The texture of the thing wasn't so cakey, you know how a typical new york cheesecake is dense and can almost be crumbly at times.  This was very creamy.  Almost like a no bake cheesecake.  It was incredibly smooth.   I didn't know what to feel about that at first but I ended up really liking it that way.   The flavor was not much different than you would suspect, a bit tangy and just sweet enough.  I liked it. I did throw some of the leftovers out because of the crust.  Truly it was that bad, I could hardly get over it to appreciate the cheesecake part.  

I very much intend to make this again.  I already have the cream cheese in the fridge.  I think I will increase the oven temp a bit, I think my oven really is to blame on this. I think it will firm it up a little, while I liked the creaminess I think a little firmer will be good.  Also I'm sticking with graham crakers next time.  I have to have a crust because my almost new pan leaks.  It didn't leak the first time I used it but it did the next.  Someday I'll tell you the story of my Zebra cake disaster.  

Other notes:  Do use a water bath.  Cover your pan with tinfoil and immerse in a larger pan on top of a baking rack and fill about 1/3 the way up with water. (after you put it in the oven.) I didn't have the time to let mine sit for an hour in the oven so I placed it by the oven vent which is quite hot.  Also by the time we ate it several hours later (at least 4) it was still warmish from just sitting on the counter but after being in the fridge a day the texture wasn't much different.  The bit I found at Cooks Illustrated said to bake at 200deg. for 90 min.  That matches my experience better but that one mentioned more eggs and cheese in it.  I'm going to say use the crust of your choice on this.  The recipe I found said to just brush the pan with butter and sprinkle crumbs on top.  Seems barely a crust and hardly worth the effort.  but it may be good that way.  Definitely  less calories.  If my next try turns out the same - minus the crust - I will be happy with it.



    * 2 pounds Philadelphia cream cheese (4 bricks), at room temperature
    * 1 cup sugar
    * 4 large eggs
    * 1 teaspoon lemon zest
    * 3 teaspoons vanilla extract
    * 1/4 cup heavy cream
    * 1/4 cup sour cream

    Beat the cream cheese in a standing mixer until very smooth. Gradually add the sugar and beat on medium speed until sugar dissolves (about 3 minutes). Add eggs, one at a time, beating just until incorporated and scraping down the sides of the mixer bowl after each addition.

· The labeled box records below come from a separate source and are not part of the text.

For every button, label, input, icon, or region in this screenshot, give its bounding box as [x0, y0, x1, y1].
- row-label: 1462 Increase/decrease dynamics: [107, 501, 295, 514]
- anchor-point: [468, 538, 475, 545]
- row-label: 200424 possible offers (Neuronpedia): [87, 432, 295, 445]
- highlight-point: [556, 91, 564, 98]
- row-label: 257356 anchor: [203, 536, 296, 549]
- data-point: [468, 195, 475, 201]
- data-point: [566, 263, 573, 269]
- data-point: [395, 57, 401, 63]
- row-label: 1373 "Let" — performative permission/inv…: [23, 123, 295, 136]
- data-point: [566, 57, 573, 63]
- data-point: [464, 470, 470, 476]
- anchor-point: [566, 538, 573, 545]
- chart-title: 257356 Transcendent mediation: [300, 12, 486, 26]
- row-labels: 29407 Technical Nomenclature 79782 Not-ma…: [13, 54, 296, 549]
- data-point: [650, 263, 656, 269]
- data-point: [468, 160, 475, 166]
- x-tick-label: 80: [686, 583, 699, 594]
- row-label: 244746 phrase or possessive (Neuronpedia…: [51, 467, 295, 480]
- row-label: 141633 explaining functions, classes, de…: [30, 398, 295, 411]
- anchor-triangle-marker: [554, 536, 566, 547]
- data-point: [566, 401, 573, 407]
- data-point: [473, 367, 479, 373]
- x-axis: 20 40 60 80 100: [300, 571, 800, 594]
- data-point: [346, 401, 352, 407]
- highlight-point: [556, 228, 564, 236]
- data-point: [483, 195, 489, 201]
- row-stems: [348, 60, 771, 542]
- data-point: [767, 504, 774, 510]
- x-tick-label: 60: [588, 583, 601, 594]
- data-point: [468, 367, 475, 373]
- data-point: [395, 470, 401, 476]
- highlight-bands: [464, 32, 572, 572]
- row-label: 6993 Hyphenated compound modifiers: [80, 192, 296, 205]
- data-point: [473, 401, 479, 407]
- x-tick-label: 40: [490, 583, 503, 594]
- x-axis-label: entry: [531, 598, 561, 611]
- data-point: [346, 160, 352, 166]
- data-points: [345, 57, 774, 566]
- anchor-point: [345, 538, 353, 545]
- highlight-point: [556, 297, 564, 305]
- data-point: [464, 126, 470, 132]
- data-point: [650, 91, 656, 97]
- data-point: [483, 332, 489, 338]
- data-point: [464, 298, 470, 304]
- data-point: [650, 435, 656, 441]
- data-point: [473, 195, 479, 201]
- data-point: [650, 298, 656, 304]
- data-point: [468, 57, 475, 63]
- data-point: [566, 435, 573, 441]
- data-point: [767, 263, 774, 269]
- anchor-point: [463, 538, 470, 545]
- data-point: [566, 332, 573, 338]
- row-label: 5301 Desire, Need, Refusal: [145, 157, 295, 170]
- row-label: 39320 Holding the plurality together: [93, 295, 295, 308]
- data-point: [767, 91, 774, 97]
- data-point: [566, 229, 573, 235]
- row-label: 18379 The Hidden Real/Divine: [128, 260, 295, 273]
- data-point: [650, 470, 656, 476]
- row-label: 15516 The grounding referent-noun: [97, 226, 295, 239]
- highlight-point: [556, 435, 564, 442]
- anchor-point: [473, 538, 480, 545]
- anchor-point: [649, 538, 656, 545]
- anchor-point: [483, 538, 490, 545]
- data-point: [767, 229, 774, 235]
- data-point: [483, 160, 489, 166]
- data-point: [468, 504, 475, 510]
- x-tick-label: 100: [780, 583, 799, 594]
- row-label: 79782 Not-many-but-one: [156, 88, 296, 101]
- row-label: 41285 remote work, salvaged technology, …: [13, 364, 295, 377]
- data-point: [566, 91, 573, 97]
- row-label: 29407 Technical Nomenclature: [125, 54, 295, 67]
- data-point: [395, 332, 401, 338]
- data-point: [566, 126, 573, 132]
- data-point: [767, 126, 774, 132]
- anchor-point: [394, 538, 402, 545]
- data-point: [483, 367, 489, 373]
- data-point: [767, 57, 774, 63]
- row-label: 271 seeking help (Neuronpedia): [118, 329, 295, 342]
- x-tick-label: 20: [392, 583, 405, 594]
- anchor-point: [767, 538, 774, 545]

Add lemon zest and vanilla and beat just until incorporated. Remove bowl from mixer and stir in cream and sour cream with a wooden spoon.
    Pour the batter into the prepared pan. Bake the cheesecake at 500 degrees for 10 minutes, then reduce oven temperature to 200. Bake until the cheesecake’s perimeter is set, but center jiggles when pan is tapped, about an hour.  Turn off the heat and use a long-handled fork or spoon the hold the oven door open by about one foot. Let the cheesecake rest for an hour, then place it on a wire rack and let it cool to room temperature. Cover the cheesecake and refrigerate it until chilled, at least 4 hours.

See the creaminess?

1 comment:

Melanie said...

Ah, I love cheesecake. I think I gained weight just reading the recipe. :)

And cilantro doesn't exactly taste like soap--but it's close!